Mr. Mitchell: Although the hon. Gentleman is a Liberal Democrat, he is quite right. It was a disgracefully tight timetable and it had precisely the impact that he described. Even worse, I am sure he would agree, was the fact that intercepts, which are not part of the Bill, were not properly discussed today. We had only half an hour on the issue, which meant that I alone could made a speech when moving new clause 7. It is an extremely important issue, and it should have received far more discussion. I acquit the Minister of any blame—it rests exclusively with the Government Whips Office, as it did not give us enough time to discuss the matter.

As for protection against animal rights extremists, the Government and the Minister have listened to my hon. Friend the Member for Huntingdon and without doubt the Bill has been improved as a result. Together with the hon. Member for Somerton and Frome (Mr. Heath), with whom I have been in almost complete agreement throughout proceedings on the Bill—that is a little worrying, but it is true nevertheless—I raised the issue of police powers. The Government must think carefully about whether they have dealt with the issue satisfactorily.

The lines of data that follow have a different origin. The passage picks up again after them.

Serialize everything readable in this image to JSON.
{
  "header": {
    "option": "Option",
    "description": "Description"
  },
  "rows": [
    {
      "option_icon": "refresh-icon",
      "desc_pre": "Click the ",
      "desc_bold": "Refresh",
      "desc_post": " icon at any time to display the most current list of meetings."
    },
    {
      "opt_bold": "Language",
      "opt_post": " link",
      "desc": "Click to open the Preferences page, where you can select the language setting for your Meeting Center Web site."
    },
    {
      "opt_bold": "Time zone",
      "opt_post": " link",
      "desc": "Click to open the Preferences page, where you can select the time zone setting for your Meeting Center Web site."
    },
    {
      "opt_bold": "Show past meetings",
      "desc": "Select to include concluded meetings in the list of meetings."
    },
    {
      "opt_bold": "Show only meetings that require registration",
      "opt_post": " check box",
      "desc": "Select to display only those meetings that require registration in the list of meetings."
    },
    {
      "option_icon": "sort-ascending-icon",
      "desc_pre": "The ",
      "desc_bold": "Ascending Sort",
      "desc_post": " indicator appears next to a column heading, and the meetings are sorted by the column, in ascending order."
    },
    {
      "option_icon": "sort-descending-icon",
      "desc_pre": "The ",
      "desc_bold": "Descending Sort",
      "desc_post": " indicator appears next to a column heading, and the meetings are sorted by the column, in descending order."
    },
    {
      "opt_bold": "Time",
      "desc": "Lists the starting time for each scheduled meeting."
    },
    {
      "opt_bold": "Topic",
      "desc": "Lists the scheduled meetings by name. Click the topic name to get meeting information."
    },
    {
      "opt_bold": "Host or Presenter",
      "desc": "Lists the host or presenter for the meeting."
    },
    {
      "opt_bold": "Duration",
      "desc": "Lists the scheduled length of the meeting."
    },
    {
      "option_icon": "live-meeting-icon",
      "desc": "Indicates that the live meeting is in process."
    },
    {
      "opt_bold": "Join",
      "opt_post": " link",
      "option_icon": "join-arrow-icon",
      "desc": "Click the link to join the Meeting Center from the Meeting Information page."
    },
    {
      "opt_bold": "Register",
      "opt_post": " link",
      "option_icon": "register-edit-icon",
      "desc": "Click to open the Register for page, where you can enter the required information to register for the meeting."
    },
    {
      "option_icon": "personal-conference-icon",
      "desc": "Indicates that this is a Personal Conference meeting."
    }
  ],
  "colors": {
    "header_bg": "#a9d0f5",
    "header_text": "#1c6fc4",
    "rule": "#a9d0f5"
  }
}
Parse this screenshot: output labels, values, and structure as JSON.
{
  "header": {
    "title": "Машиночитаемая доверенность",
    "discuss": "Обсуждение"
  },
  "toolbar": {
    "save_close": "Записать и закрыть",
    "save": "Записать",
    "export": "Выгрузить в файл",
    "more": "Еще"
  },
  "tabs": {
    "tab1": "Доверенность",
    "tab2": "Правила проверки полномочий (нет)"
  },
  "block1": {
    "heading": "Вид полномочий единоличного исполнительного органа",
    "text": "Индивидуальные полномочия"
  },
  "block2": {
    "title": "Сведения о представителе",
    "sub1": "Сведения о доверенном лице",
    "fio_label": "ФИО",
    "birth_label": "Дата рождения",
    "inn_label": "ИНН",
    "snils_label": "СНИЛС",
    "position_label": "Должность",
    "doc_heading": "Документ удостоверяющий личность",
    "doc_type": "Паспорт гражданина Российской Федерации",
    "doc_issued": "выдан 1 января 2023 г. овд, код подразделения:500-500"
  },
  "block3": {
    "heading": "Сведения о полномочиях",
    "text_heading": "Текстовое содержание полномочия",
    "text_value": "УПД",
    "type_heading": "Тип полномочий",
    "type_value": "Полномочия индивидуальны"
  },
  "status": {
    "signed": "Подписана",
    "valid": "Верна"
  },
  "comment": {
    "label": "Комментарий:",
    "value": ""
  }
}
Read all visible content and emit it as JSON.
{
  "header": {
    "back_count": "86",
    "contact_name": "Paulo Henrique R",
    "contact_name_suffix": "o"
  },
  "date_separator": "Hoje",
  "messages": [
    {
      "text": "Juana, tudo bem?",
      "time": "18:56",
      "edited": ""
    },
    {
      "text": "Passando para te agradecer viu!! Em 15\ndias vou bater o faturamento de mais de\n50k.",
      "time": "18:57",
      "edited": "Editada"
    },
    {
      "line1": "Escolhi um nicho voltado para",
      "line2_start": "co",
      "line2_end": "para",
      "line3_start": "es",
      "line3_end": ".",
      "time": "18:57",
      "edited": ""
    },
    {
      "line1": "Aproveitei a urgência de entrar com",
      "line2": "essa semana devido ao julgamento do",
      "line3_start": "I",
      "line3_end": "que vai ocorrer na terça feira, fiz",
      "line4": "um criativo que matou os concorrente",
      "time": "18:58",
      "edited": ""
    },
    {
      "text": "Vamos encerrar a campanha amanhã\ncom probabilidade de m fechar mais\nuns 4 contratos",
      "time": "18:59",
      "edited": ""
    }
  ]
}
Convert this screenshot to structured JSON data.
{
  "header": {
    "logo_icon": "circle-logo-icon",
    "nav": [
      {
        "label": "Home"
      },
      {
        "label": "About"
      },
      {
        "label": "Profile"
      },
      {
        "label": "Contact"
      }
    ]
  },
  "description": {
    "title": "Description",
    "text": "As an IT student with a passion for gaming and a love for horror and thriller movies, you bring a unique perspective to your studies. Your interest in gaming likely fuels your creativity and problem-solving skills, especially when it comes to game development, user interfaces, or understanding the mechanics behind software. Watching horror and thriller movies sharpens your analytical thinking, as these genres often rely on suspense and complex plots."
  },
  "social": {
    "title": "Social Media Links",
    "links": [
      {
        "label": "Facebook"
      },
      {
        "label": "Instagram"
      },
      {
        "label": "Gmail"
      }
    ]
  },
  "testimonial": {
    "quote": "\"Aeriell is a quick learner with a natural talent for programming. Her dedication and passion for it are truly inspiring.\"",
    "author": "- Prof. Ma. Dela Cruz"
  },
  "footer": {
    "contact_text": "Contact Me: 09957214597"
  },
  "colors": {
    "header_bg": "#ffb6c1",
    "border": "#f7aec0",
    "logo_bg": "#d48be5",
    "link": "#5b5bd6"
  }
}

Finally, my party had a free vote on the issue of demonstrations in Parliament square. I did not decide how to vote until I listened to the Minister and my hon. Friend the Member for Beaconsfield. The Minister was extremely persuasive, which is why I joined her in the Lobby at the end of the debate. I am concerned, however, that Parliament is abrogating its responsibility for making those decisions to the police, given the operational process to which we agreed tonight. Despite that reservation, however, I found the Minister's argument persuasive on the whole. I very much hope that the key parts of the Bill will become law.

Mr. Bercow : I have listened to my hon. Friend with rapt attention and a certain amount of awe at the way in which he has put Demosthenes to shame. Before he concludes an oration of the most remarkable quality, I hope that he will see fit to expatiate on the quantity of the Bill's provisions and their rather worrying implications for secondary legislation. His speech so far, although fine, has been very short—I am sure that he will want to lengthen it.